What does it truly mean to be “at arm’s length?” It means clear divisions of information between parent and acquisition. It means no special treatment within Microsoft owned properties. And most importantly, it means continued separation between engine and agency.

No Back Room Deals

A chief concern of guys like Robert Murray, the president of the search firm iProspect, is that a Microsoft relationship may bias certain clients towards Avenue A | Razorfish.

Murray needn’t worry about competitive bias because Avenue A | Razorfish doesn’t receive wholesale prices on paid search clicks in Live Search. Our paid search managers have access to the same tools, information, and search auction place as any other advertiser – and nothing more. Microsoft treats us like any other customer; we have the same sales people, same product feedback sessions, same lousy editorial process … believe me, we feel your pain.

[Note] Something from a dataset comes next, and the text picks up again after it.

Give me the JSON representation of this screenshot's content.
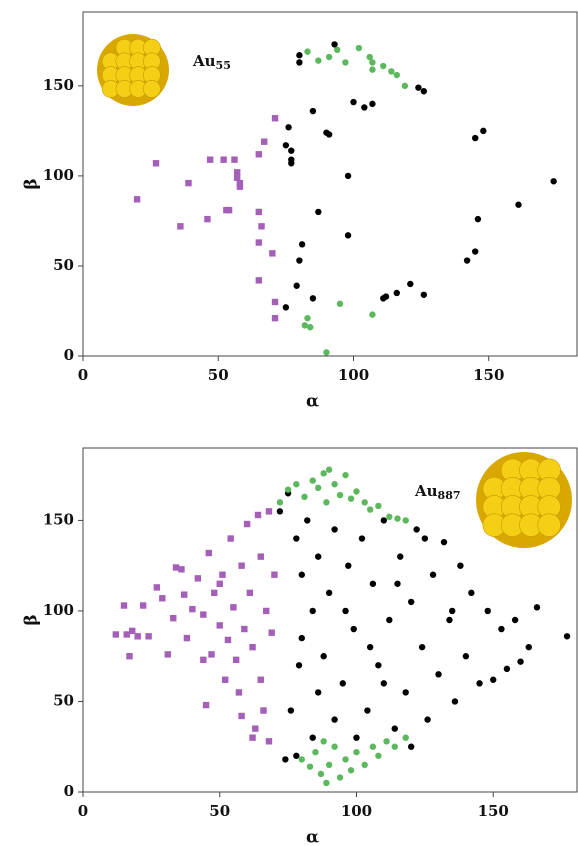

The “at arm’s length” philosophy even extends to contracted Microsoft search opportunities. Just because Avenue A | Razorfish is connected to Microsoft doesn’t mean that it will be the agency of record (AOR) or even the contracted agency for a Microsoft engagement. This helps level the playing field between the acquired agency and competitors. Just like any other agency, Avenue A | Razorfish must bid on work at Microsoft, from Web development to search.

Search? Yes, Microsoft sees the value of its Web properties showing up well in the Google and Yahoo SERPs, much the same way our other clients do. Prior to the acquisition, Microsoft has had other search agencies with AOR status for their search needs. We need to bid on this work in the same way these agencies do, but we do so without the AOR title bestowed upon us.

Size Matters

In managing potential conflicts between Microsoft and Avenue A | Razorfish’s SEO department, its helps, oddly enough, to be number three. Because Live Search is only the third most popular search engine, there’s really only so much that may be gleaned by an agency anyway, rendering potential inside information relatively sedate. In a Google-driven search landscape, an advantage on engine number three is akin to having an in with Arby’s; it’s all well and good, but the general public is still flocking to McDonald’s in droves.

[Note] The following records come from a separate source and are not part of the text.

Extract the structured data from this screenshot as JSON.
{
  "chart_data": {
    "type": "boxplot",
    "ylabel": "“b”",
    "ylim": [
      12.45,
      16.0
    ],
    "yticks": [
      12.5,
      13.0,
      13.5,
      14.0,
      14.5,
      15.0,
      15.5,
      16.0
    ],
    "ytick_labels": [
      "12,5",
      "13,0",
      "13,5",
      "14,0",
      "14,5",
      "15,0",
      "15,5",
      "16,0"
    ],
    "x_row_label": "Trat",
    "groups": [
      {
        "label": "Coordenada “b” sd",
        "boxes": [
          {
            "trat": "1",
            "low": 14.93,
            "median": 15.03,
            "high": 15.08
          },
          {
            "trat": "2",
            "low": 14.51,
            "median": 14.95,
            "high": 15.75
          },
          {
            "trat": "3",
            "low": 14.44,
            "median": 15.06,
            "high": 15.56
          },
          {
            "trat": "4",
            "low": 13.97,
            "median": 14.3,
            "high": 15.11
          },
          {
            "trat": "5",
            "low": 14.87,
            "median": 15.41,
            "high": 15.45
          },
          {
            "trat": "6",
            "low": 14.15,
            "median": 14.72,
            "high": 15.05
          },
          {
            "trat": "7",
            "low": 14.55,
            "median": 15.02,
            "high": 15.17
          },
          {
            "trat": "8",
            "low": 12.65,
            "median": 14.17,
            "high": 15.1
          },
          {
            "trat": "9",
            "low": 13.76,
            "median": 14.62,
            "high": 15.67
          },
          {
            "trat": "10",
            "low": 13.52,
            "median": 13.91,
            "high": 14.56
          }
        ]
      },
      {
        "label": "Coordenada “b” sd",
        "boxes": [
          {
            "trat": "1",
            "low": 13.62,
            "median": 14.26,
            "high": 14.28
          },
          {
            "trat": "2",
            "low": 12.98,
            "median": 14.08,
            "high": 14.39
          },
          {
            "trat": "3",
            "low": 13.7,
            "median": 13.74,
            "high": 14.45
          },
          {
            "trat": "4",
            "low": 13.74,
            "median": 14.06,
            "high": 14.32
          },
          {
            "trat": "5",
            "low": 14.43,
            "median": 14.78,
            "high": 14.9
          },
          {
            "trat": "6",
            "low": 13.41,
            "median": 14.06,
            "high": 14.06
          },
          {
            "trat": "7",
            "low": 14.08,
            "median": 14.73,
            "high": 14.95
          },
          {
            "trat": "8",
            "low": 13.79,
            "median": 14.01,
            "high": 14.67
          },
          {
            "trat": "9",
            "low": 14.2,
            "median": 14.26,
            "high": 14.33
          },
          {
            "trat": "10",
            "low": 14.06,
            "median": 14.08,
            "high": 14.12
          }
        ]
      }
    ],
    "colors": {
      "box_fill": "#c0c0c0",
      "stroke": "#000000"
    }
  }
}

Avenue A | Razorfish addresses Google first in its SEO campaigns, despite its parent company. It boils down to raw market share. If Google owns 70 percent (or more) of the search engine market, then it’s folly to consider any other engine before it. This strategy is just common sense and poses far more of a conflict to the DoubleClicks of the world.

It’s a Big Family

If Microsoft is the patriarch then Avenue A | Razorfish is the step-cousin twice removed in the rather big, if not giant, family. Operating at “arm’s length” from the rest of the corporation, Avenue A | Razorfish doesn’t experience the intimacy of being involved in a tight-knit family unit, but operates individually within the greater group. There’s no nepotism or preferential treatment, only the occasional holiday party appearance.

While other offerings of aQuantive such as Atlas, DrivePM, and FranchiseGator are being integrated wholeheartedly into the Microsoft family, Avenue A | Razorfish must remain aloof. This is due both to the level at which other aQuantive offerings can aid the Microsoft landscape, and to the relatively low conflict such offerings cause in integration. While Avenue A | Razorfish is a worthwhile acquisition, it’s a challenging one because it represents a new channel not yet fully explorer by the global corporation. Though the viability of the agency is without question, a respectable distance helps keep everyone honest.

Collusion Isn’t Worth the Risk

Even without subscribing to the “no evil” policy of Google, anyone can recognize that search engine and agency collusion wouldn’t be worth the risk in an open market space. In terms of engine size, this is self-evident for Microsoft, and in terms of reputation it would mean the destruction of both agency and engine alike.

All things considered, information sharing between Microsoft and Avenue A | Razorfish just isn’t worth the risk. Not doing evil aside, seeking an advantage in the third most popular search engine just isn’t smart business. No matter the circumstances, a clear division between engine and marketer operations will always be necessary to maintain the integrity of both professions.